Preclinical studies represent an important step towards a deep understanding of the biological response to ionizing radiations. The effectiveness of proton therapy is higher than photons and, for clinical purposes, a fixed value of 1.1 is used for the relative biological effectiveness (RBE) of protons considered 1.1. Recent in vitro studies have reported that the RBE along the spread-out Bragg peak (SOBP) is not constant and, in particular, the RBE value increases on the distal part of SOBP. The present work has been carried-out in the perspective of a preclinical hadrontherapy facility at LNS-INFN and was focused on the experimental preparation of an in vivo study concerning the RBE variation along the SOBP. The main purpose of this work was to determine, using GEANT4-based Monte Carlo simulations, the best configuration for small animal treatments. The developed GEANT4 application simulates the proton-therapy beam line of LNS-INFN (CATANA facility) and allows to import the DICOM-CT images as targets. The RBE will be evaluated using a deterministic radiation damage like myelopathy as end-point. In fact, the dose at which the 50% of animals will show the myelopathy is supposed to be LET-dependent. In this work, we studied different treatment configurations in order to choose the best two that maximize the LET difference reducing as much as possible the dose released to healthy tissue. The results will be useful to plan hadrontherapy treatments for preclinical in vivo studies and, in particular, for the future in vivo RBE studies.

First experimental proof of Proton Boron Capture Therapy (PBCT) to enhance protontherapy effectiveness.

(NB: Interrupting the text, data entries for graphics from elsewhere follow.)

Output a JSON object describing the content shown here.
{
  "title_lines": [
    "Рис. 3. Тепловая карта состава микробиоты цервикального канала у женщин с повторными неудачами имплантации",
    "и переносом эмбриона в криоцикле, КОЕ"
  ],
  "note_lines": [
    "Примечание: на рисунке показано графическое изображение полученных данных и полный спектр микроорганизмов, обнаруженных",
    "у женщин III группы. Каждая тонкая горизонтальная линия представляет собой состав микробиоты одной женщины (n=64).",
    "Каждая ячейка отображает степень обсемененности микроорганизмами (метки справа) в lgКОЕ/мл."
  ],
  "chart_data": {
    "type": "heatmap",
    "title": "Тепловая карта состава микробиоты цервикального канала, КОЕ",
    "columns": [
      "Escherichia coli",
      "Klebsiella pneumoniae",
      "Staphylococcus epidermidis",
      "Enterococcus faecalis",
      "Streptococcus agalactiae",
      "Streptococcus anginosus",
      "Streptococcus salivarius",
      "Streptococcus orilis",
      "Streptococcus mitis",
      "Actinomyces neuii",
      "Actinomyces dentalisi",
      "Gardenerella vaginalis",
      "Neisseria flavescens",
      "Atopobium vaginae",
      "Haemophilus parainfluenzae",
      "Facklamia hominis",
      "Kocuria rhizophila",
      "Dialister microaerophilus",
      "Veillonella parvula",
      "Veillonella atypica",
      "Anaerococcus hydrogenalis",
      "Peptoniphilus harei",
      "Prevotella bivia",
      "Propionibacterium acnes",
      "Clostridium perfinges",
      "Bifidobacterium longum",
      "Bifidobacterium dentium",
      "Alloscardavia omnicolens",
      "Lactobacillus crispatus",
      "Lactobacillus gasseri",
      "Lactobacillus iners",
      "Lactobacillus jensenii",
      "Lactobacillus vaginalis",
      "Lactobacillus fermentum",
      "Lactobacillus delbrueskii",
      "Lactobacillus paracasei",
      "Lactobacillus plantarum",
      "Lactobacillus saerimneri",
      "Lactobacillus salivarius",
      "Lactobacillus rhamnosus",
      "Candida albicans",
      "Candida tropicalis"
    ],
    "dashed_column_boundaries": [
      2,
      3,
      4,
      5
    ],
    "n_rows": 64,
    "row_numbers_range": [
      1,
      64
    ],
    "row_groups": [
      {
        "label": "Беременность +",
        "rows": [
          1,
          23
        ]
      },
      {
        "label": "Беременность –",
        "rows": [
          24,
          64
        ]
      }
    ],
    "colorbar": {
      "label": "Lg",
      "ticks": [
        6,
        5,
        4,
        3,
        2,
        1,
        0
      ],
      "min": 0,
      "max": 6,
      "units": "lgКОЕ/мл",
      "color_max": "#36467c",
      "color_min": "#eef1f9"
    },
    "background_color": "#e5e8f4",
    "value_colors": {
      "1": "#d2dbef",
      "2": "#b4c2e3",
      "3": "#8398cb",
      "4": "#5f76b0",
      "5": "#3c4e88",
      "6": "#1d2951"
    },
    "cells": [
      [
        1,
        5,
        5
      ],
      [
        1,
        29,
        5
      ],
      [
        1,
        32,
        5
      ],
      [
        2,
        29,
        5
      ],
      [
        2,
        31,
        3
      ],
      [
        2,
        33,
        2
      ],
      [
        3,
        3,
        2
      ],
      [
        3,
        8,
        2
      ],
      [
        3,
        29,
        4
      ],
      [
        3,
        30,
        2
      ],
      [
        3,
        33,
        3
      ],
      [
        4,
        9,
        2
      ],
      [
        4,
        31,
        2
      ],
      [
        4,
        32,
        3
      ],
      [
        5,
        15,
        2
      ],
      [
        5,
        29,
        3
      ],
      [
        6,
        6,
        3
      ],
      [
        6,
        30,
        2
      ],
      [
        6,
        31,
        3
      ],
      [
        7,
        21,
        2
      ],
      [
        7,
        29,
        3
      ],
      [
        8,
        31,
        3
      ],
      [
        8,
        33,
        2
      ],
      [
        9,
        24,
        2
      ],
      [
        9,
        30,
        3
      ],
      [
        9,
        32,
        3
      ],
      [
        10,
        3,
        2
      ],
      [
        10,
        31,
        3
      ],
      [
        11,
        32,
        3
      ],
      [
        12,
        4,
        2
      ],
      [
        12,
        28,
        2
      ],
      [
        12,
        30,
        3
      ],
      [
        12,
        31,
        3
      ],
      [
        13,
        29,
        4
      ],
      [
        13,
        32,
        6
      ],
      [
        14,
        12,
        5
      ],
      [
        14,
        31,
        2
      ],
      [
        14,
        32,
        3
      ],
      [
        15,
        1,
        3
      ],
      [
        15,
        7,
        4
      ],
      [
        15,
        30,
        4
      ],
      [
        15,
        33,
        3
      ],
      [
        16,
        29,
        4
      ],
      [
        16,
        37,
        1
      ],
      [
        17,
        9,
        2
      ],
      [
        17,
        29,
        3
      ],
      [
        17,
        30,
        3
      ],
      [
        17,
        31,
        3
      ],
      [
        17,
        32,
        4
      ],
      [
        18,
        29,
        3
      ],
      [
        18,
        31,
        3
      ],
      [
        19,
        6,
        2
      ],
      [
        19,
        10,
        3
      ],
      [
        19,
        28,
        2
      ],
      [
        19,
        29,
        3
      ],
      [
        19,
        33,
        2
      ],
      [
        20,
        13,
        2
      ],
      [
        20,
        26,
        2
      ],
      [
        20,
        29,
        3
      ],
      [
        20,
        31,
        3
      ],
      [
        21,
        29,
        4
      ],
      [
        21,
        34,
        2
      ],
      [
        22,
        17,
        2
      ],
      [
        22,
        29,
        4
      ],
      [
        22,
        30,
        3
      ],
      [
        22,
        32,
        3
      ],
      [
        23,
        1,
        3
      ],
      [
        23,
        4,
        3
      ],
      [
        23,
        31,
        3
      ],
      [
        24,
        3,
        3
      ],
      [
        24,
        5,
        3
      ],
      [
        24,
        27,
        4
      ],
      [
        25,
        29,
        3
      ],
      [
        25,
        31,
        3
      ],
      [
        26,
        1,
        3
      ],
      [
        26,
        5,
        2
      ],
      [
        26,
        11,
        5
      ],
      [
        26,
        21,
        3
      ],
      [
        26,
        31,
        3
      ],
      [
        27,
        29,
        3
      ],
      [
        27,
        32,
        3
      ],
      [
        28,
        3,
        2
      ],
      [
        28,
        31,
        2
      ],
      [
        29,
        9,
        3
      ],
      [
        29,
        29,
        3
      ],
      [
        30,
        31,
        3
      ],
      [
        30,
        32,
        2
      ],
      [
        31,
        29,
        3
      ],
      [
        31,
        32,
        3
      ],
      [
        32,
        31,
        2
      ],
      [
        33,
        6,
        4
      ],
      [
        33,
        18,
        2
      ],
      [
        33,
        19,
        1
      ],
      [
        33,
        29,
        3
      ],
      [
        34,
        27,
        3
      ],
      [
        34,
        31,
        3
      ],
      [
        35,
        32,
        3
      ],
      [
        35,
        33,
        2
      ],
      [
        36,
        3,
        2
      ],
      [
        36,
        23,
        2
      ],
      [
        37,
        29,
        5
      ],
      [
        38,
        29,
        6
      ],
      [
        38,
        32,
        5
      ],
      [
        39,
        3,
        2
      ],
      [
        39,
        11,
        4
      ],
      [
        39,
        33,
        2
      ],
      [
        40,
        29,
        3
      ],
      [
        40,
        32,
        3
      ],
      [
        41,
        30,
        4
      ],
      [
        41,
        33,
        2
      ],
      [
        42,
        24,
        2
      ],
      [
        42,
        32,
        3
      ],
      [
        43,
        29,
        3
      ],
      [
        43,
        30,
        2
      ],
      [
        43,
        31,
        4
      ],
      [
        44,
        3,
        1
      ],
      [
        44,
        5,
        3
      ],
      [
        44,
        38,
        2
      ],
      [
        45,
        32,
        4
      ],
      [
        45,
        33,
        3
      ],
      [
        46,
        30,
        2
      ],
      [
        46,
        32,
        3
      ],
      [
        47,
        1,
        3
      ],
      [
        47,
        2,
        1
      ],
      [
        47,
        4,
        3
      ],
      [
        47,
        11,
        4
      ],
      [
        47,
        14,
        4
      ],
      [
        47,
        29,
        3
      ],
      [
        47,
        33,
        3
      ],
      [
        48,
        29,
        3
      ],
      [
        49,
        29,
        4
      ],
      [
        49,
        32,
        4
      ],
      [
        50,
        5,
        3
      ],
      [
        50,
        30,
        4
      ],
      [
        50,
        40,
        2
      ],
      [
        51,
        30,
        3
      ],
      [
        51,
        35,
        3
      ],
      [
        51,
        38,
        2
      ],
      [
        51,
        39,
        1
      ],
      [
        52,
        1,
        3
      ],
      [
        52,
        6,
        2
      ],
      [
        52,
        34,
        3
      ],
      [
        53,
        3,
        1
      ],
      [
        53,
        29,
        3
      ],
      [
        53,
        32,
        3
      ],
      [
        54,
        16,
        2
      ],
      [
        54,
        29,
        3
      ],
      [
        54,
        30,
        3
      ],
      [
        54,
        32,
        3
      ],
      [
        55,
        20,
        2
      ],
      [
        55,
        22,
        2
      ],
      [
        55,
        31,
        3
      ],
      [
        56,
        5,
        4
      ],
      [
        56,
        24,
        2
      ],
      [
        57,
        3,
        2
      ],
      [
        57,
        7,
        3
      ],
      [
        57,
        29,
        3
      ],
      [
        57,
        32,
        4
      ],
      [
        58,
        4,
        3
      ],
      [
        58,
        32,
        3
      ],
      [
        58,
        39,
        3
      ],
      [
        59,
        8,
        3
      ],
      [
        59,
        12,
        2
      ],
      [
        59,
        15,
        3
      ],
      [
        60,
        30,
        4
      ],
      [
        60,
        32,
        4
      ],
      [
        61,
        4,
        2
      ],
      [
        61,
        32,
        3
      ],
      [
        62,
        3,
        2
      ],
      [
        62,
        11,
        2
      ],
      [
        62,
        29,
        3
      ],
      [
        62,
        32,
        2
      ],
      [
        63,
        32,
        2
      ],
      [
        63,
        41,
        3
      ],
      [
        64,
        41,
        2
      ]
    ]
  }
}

Protontherapy is hadrontherapy's fastest-growing modality and a pillar in the battle against cancer. Hadrontherapy's superiority lies in its inverted depth-dose profile, hence tumour-confined irradiation. Protons, however, lack distinct radiobiological advantages over photons or electrons. Higher LET (Linear Energy Transfer) 12C-ions can overcome cancer radioresistance: DNA lesion complexity increases with LET, resulting in efficient cell killing, i.e. higher Relative Biological Effectiveness (RBE). However, economic and radiobiological issues hamper 12C-ion clinical amenability. Thus, enhancing proton RBE is desirable. To this end, we exploited the p + 11B → 3α reaction to generate high-LET alpha particles with a clinical proton beam. To maximize the reaction rate, we used sodium borocaptate (BSH) with natural boron content. Boron-Neutron Capture Therapy (BNCT) uses 10B-enriched BSH for neutron irradiation-triggered alpha particles. We recorded significantly increased cellular lethality and chromosome aberration complexity. A strategy combining protontherapy's ballistic precision with the higher RBE promised by BNCT and 12C-ion therapy is thus demonstrated.